In a regulated industry, that level of transparency isn’t optional. When a customer challenges a decision or a regulator asks for evidence, traceability allows banks to explain the model’s reasoning with confidence.

It’s also essential for diagnosing issues. If a model suddenly behaves strangely, an audit trail helps teams pinpoint whether the problem stems from new data, a code update or something deeper in the algorithm.

As AI becomes more embedded in critical systems, traceability ensures banks can maintain control, accountability and trust.

What’s the future of AI security for UK banking and fintech?

The future is shifting toward proactive, baked-in security.

As AI becomes embedded in everything from fraud detection to customer interactions, security-by-design will become standard practice, driven by regulation and the pace of emerging threats.

We’ll see a more deliberate partnership between humans and AI, where automation handles monitoring and pattern-spotting while humans focus on judgment and oversight.

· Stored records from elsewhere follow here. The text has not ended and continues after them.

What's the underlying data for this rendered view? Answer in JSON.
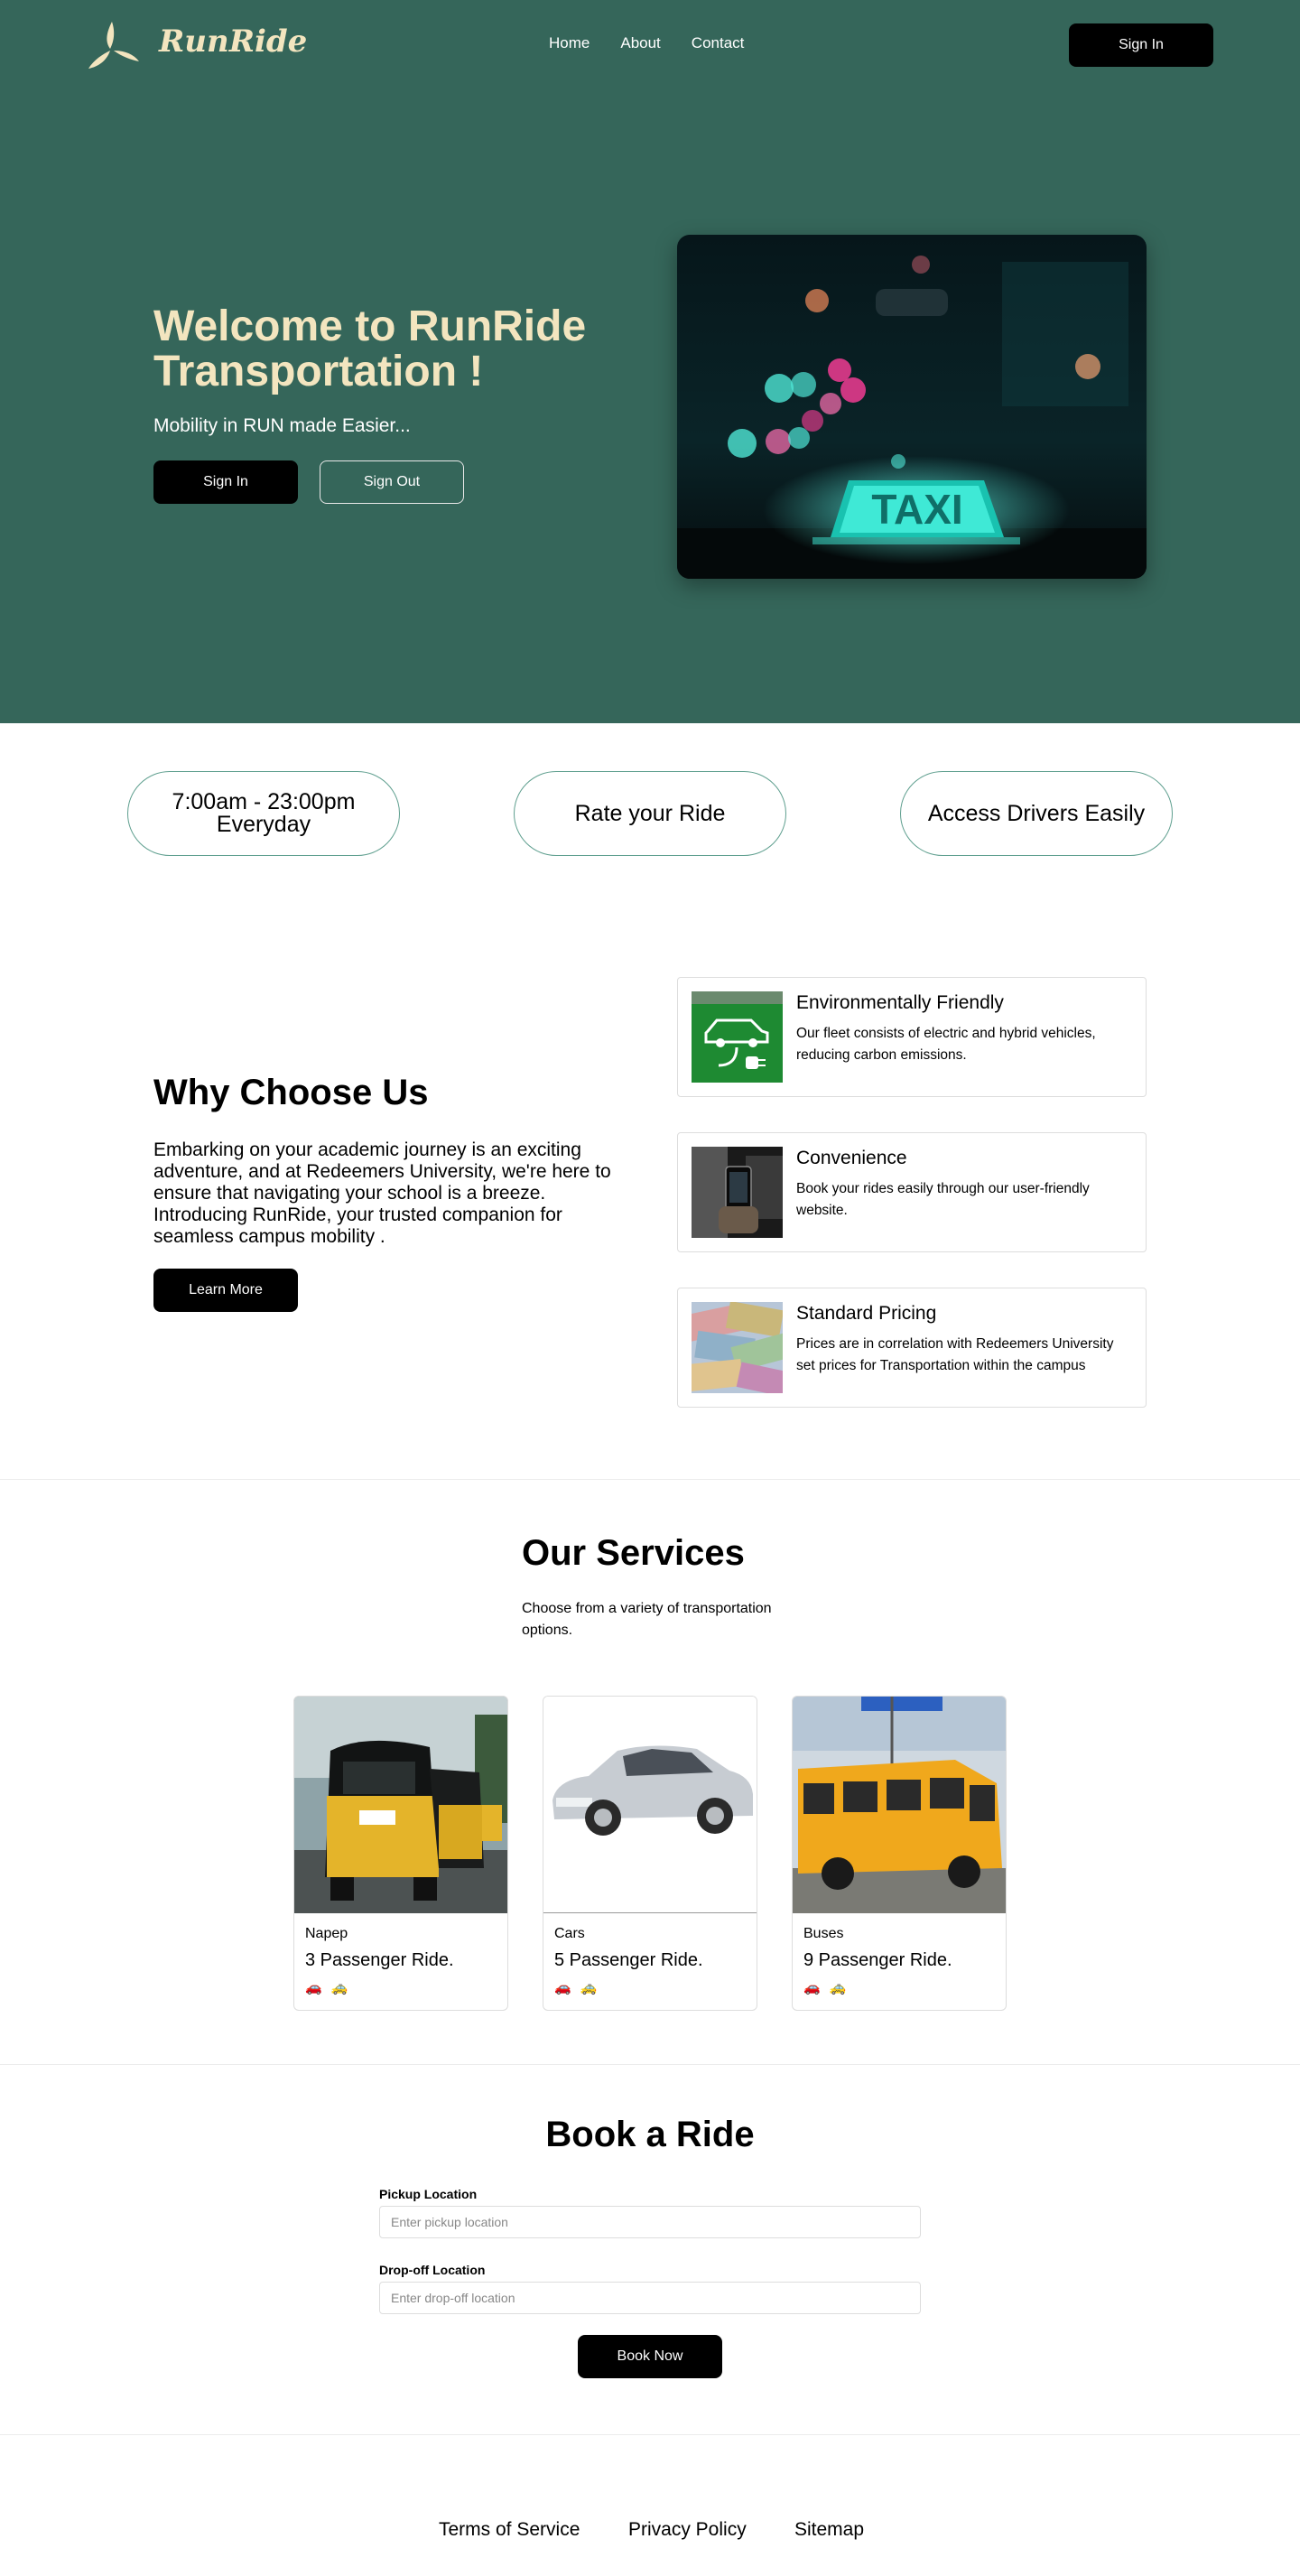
{
  "nav": {
    "brand": "RunRide",
    "links": [
      "Home",
      "About",
      "Contact"
    ],
    "signin_label": "Sign In"
  },
  "hero": {
    "title": "Welcome to RunRide Transportation !",
    "subtitle": "Mobility in RUN made Easier...",
    "signin_label": "Sign In",
    "signout_label": "Sign Out",
    "image_sign_text": "TAXI"
  },
  "pills": [
    {
      "line1": "7:00am - 23:00pm",
      "line2": "Everyday"
    },
    {
      "line1": "Rate your Ride",
      "line2": ""
    },
    {
      "line1": "Access Drivers Easily",
      "line2": ""
    }
  ],
  "why": {
    "title": "Why Choose Us",
    "text": "Embarking on your academic journey is an exciting adventure, and at Redeemers University, we're here to ensure that navigating your school is a breeze. Introducing RunRide, your trusted companion for seamless campus mobility .",
    "learn_label": "Learn More",
    "features": [
      {
        "title": "Environmentally Friendly",
        "text": "Our fleet consists of electric and hybrid vehicles, reducing carbon emissions."
      },
      {
        "title": "Convenience",
        "text": "Book your rides easily through our user-friendly website."
      },
      {
        "title": "Standard Pricing",
        "text": "Prices are in correlation with Redeemers University set prices for Transportation within the campus"
      }
    ]
  },
  "services": {
    "title": "Our Services",
    "subtitle": "Choose from a variety of transportation options.",
    "cards": [
      {
        "category": "Napep",
        "ride": "3 Passenger Ride.",
        "icons": "🚗🚕"
      },
      {
        "category": "Cars",
        "ride": "5 Passenger Ride.",
        "icons": "🚗🚕"
      },
      {
        "category": "Buses",
        "ride": "9 Passenger Ride.",
        "icons": "🚗🚕"
      }
    ]
  },
  "booking": {
    "title": "Book a Ride",
    "pickup_label": "Pickup Location",
    "pickup_placeholder": "Enter pickup location",
    "dropoff_label": "Drop-off Location",
    "dropoff_placeholder": "Enter drop-off location",
    "submit_label": "Book Now"
  },
  "footer": {
    "links": [
      "Terms of Service",
      "Privacy Policy",
      "Sitemap"
    ]
  },
  "colors": {
    "hero_bg": "#35665a",
    "accent_text": "#f3e5bf",
    "pill_border": "#5f9f8f"
  }
}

Collaboration will matter more than ever. Banks, fintechs, regulators and technology providers will need to share intelligence and align on best practices to stay ahead of fast-moving risks.

And as AI models themselves become targets, investment in model-level security, traceability and continuous monitoring will grow. The organisations that thrive will be the ones that treat security as a foundation for innovation, not a barrier.